Closed JohnGiorgi closed 4 years ago

JohnGiorgi commented 4 years ago

Hi, thanks for making your code available! I am very interested in trying out the pooling method in my own sentence encoding project.

I got a little hung up on this code in sent_emb.py:

https://github.com/BinWang28/SBERT-WK-Sentence-Embedding/blob/ca65d43cbed637f2a7129669110782e9a6f7fe3b/sen_emb.py#L109-L112

It seems this is basically just a reshape operation that swaps the dimension representing the number of layers with the dimension representing the number of sentences. That can be vectorized and replaced with the following one-liner:

all_layer_embedding = torch.stack(features).permute(1, 0, 2, 3).cpu().numpy()

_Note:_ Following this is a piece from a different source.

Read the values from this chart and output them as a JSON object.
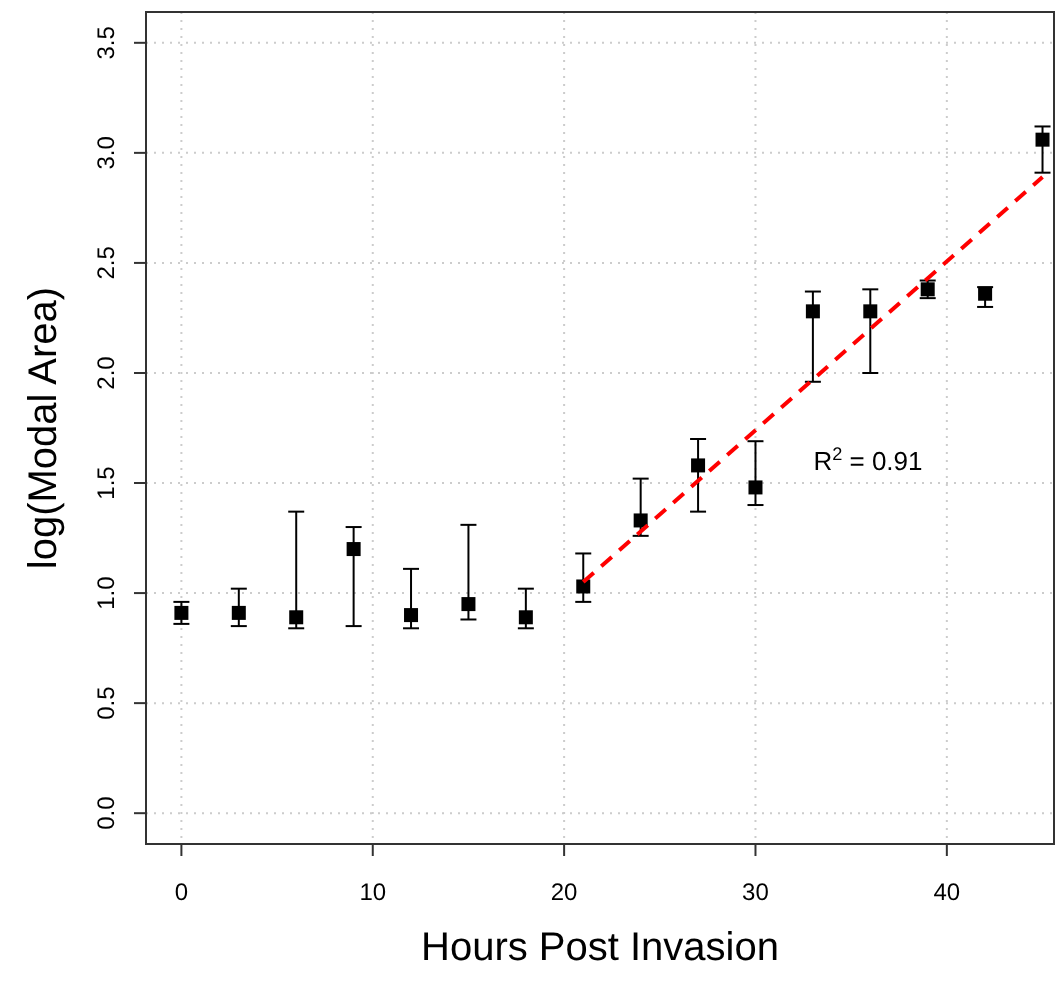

This is easier to read and should be slightly faster as it swaps a nested for loop for a series of vectorized operations. I checked that the two approaches are equivalent:


# PROPOSED APPROACH
all_layer_embedding_approach_2 = torch.stack(features).permute(1, 0, 2, 3).cpu().numpy()

# CURRENT APPROACH
features = [layer_emb.cpu().numpy() for layer_emb in features]
all_layer_embedding = []
for i in range(features[0].shape[0]):
    all_layer_embedding.append(np.array([layer_emb[i] for layer_emb in features]))

# CHECK THAT THEY ARE EQUAL
assert np.array_equal(all_layer_embedding, all_layer_embedding_approach_2)

This PR just implements that change. I also black formatted sent_emb.py :smile:

BinWang28 commented 4 years ago

Thanks so much for helping improve the code! I also have double-checked!